What did Harris do? She appealed the ruling.
She argued that as the state’s lawyer, it was her job to defend the law, even if she personally disagreed with it. To her supporters, this was "duty." To her critics, it was a betrayal of her principles. It’s one of those moments that shows how the role of an AG is often about being a "steward of the system" rather than an independent activist.
OpenJustice and the Tech Era
One thing that doesn't get nearly enough headlines is OpenJustice. In 2015, Harris launched this first-of-its-kind data portal. Before this, getting stats on things like deaths in custody or officer-involved shootings was a nightmare—basically a patchwork of paperwork and local "don't ask, don't tell" policies.
OpenJustice changed the game by putting that data on a public dashboard.
- It tracked arrests and bookings by race, gender, and age.
- It highlighted the number of officers killed or assaulted.
- It provided raw data for researchers and journalists to download.

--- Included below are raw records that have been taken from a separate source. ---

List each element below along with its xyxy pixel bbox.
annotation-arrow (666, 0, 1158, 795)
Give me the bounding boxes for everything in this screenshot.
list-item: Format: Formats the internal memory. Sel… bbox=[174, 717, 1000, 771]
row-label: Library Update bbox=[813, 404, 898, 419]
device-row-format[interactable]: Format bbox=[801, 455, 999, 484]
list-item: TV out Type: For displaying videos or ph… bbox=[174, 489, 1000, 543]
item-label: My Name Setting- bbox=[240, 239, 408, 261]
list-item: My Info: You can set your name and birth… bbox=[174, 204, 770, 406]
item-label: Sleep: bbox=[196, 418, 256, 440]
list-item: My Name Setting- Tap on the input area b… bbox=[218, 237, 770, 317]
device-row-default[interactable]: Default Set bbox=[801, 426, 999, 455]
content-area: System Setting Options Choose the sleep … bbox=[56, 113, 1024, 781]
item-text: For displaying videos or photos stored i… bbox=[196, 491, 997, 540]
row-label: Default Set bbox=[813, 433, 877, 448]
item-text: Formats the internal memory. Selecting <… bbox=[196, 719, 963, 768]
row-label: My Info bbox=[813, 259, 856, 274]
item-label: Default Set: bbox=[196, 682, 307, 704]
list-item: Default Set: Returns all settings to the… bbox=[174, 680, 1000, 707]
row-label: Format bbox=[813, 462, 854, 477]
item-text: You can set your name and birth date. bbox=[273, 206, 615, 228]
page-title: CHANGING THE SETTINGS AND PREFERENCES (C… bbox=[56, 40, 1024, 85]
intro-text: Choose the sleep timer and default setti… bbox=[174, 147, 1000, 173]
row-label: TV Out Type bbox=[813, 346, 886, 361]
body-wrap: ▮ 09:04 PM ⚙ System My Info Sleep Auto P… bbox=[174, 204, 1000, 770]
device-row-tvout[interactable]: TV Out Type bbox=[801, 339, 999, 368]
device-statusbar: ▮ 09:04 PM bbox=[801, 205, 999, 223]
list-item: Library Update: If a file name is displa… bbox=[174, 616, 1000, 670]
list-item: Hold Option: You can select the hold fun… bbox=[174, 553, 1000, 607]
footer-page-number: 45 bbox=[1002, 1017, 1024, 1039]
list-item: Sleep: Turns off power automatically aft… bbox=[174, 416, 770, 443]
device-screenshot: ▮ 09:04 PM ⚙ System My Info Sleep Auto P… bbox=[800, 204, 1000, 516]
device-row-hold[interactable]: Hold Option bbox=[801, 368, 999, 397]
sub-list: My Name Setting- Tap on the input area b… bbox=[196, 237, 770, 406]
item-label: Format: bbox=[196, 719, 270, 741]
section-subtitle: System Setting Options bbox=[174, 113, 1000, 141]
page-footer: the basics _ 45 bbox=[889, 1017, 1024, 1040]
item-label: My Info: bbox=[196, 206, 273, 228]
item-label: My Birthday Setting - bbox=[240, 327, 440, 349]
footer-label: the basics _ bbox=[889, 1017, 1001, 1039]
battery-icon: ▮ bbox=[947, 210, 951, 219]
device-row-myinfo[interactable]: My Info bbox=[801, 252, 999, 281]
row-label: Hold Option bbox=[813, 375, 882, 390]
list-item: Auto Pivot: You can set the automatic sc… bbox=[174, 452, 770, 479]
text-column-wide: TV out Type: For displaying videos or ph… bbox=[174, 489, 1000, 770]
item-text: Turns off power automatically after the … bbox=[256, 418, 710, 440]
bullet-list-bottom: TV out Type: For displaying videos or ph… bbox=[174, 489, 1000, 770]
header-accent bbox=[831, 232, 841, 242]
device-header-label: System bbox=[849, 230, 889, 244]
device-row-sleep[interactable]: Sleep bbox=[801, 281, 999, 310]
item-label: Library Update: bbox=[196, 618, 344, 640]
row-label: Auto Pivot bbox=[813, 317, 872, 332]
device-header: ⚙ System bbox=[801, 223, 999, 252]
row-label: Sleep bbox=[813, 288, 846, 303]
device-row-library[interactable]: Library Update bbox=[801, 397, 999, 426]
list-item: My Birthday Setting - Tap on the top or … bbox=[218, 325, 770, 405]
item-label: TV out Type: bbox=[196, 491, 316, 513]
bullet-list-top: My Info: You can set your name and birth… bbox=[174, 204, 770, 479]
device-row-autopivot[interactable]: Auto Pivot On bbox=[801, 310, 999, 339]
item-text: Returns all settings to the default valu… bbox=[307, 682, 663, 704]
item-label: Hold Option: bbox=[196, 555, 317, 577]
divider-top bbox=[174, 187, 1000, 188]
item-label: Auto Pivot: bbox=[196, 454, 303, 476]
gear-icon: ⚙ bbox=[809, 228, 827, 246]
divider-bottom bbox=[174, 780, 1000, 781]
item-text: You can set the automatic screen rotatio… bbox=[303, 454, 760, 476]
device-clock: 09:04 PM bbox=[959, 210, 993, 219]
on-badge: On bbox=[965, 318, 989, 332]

She also took on the "for-profit" college industry. If you remember the Corinthian Colleges scandal, Harris was the one who sued them for predatory marketing. She eventually won a $1.1 billion judgment against them in 2016. While the company went bankrupt and couldn't pay the full bill, that legal win paved the way for the federal government to eventually cancel billions in student debt for those defrauded students years later.
Lessons from the AG Years
Looking back, the tenure of Kamala Harris attorney general serves as a masterclass in the "middle ground" of law enforcement. She was a prosecutor who pushed for implicit bias training and body cameras for DOJ agents long before it was a mainstream demand. Yet, she also defended convictions that were later questioned by civil rights groups.
She wasn't a radical reformer, and she wasn't a "lock 'em up" conservative. She was a career prosecutor trying to modernize a massive, sluggish machine.
Actionable Insights from her Record:
- The Power of "No": Her mortgage settlement win shows that walking away from a "fair" deal can sometimes lead to a "great" one if you have the data to back it up.
- Data as Accountability: The OpenJustice project proves that transparency is the most effective way to address systemic disparities in policing.
- Reentry Works: The "Back on Track" model demonstrates that investing in job skills is significantly cheaper and more effective than long-term incarceration for non-violent offenses.
- Institutional Constraints: Her record on the death penalty serves as a reminder that the Attorney General's office is often bound by the duty to defend existing laws, regardless of personal ideology.
If you’re tracking her current policy moves, you can see the DNA of these years in everything from her focus on consumer protection to her approach to criminal justice reform on the federal level. It wasn't just a stepping stone; it was the crucible that formed her political identity.
📖 Related: How Many Electoral Votes Does Each State Get: Why Your Zip Code Changes Everything
To really grasp how the legal system in the U.S. is evolving, you have to look at these state-level battles. They are where the "Smart on Crime" theories either prove themselves or fall apart in the real world of courtrooms and budgets.